Happy New Year!

Wow! Between family holiday fun, birthdays, school projects and parties, recitals, substitute teaching, and a very successful BEE SWEET holiday sale, we’ve been busy as bees, resulting in No-blog November and Deserted-blog December. Please forgive! My New Year’s resolution is to be a better blogger in 2016!

Bee Sweet products

Bee Sweet products

Bee Sweet Bee Farm sends out a huge thank you to everyone who supported our first online Tiny Business Tuesday Christmas sales event. Hopefully everyone enjoyed your products, and you felt the love we put into each item! Our younger staff members each chose a charity to support with some of the profits. The Cleveland County Partnership for Children, Foothills Farmers Market-Farmers’ Foodshare Program, and the Thomas Jefferson Talon Challenge benefiting the Jimmy V Foundation all received donations this year. Thank you for helping us give back!

The weather here is just plain WONKY! We’ve been wearing shorts and t-shirts through the last days of December, which is a nice treat for cold-natured me, but it’s pretty confusing for the bees. The gradual lengthening of days and warmer temperatures trigger bees to raise brood (baby bees) for the spring. Parents, you remember what it’s like to bring a newborn home from the hospital. You spend all your time either preparing to feed, feeding, or recovering from feeding that baby. Just like human infants, baby bees need to be fed almost all the time, and constant feeding uses lots of their honey stores.
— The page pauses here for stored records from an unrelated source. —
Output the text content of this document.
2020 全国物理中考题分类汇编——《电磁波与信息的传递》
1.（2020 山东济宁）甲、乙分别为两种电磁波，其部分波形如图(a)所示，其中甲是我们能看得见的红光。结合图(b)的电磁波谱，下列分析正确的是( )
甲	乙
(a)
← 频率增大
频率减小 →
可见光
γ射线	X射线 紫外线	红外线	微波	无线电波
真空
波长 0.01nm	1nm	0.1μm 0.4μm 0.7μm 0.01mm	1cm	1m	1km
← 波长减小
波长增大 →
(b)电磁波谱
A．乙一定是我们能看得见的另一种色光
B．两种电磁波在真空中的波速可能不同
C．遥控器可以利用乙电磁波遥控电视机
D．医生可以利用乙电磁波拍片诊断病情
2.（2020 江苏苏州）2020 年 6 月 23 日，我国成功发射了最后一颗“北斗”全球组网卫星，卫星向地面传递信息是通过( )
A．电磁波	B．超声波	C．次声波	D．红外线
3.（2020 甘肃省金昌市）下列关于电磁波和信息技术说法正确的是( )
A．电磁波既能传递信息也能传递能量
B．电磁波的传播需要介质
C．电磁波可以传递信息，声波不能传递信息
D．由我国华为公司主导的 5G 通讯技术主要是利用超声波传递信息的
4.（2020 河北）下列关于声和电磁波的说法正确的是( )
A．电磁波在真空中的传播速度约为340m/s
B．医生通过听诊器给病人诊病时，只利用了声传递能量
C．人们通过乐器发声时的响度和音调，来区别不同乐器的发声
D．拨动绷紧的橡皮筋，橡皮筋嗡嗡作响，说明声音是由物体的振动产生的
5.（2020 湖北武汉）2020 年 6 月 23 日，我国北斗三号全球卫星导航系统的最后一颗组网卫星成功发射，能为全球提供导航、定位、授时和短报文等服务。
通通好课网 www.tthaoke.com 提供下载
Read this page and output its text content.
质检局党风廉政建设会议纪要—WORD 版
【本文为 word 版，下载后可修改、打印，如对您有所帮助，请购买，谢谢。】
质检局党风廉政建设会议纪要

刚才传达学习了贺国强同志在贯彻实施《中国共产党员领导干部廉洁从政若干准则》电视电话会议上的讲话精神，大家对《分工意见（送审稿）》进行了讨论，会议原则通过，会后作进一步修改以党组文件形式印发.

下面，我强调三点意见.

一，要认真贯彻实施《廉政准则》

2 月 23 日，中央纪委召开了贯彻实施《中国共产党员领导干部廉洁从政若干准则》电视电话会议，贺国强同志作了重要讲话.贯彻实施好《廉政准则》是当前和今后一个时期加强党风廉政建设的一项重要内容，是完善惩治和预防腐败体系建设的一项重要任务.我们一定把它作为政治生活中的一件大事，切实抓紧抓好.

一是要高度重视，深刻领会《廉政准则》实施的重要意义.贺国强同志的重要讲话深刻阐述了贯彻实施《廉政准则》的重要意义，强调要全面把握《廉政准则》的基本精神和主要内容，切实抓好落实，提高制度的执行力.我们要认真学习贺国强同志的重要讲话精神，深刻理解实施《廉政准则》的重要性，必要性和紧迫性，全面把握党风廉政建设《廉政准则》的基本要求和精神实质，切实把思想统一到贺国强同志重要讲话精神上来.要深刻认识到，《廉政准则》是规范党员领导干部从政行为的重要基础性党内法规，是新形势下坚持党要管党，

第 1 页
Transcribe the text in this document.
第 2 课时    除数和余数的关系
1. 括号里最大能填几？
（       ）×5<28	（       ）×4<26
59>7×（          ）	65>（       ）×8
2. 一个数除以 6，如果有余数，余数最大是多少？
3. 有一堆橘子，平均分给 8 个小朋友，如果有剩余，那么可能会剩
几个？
Nurse bees tend to bee larvae

Warm temperatures also make the worker bees want to forage for food, but there are very few plants in bloom right now. About the only thing we have available in our yard are dandelions. (See neighbors, there’s a reason we cultivate those instead of the lush green grass y’all have in your yards!) The bees expend a huge amount of energy looking for food, find very few nectar sources, come home hungry, and eat stored honey. It would be similar to you driving your car around from place to place to look for work. You burn lots of gasoline while driving, but you don’t get paid anything if you don’t find a job.

All this early winter use of honey prompted us to use the extra warm days as an opportunity to feed a little bonus sugar syrup to the girls, just as a little insurance that they have plenty of food to get them through the cold days that are most likely still to come this winter. Normally we wouldn’t be able to feed them syrup this time of year because of freezing night temperatures, and in typical years they wouldn’t need to be fed because they would have plenty of honey stores to last through the winter. So far, this winter is anything but typical!


Adding syrup to top feeder

There are several choices of feeders for beehives. We use a top feeder that simply stacks on top of the existing hive. Sugar syrup is poured into the feeder, equipped with a floating framework for the bees to stand on and slurp up the syrup. Bees don’t swim, so they must have a place to stand and drink. They ferry the syrup to empty beeswax cells in the hive below and store it for later use. Other feeder designs attach to the entry way of the hive, but these can attract robber bees and pests. Since we sometimes have issues with the feral bees in our area, top feeders work well for us.

Wow! What a year! Bee Sweet Bee Farm would like to say thank you for an amazing 2015. None of us can be sure where life’s adventures will take us next, but we are thankful for our bees and the fun and relaxation they bring to our lives. We are grateful for all our supporters. Your beautiful words of encouragement mean so much, and those who check in on our babees on a regular basis bring a smile to our hearts and faces.

Please celebrate safely as we bring 2015 to a close. Remember, 2016 is a blank slate, full of opportunities to BEE SWEET! Happy New Year!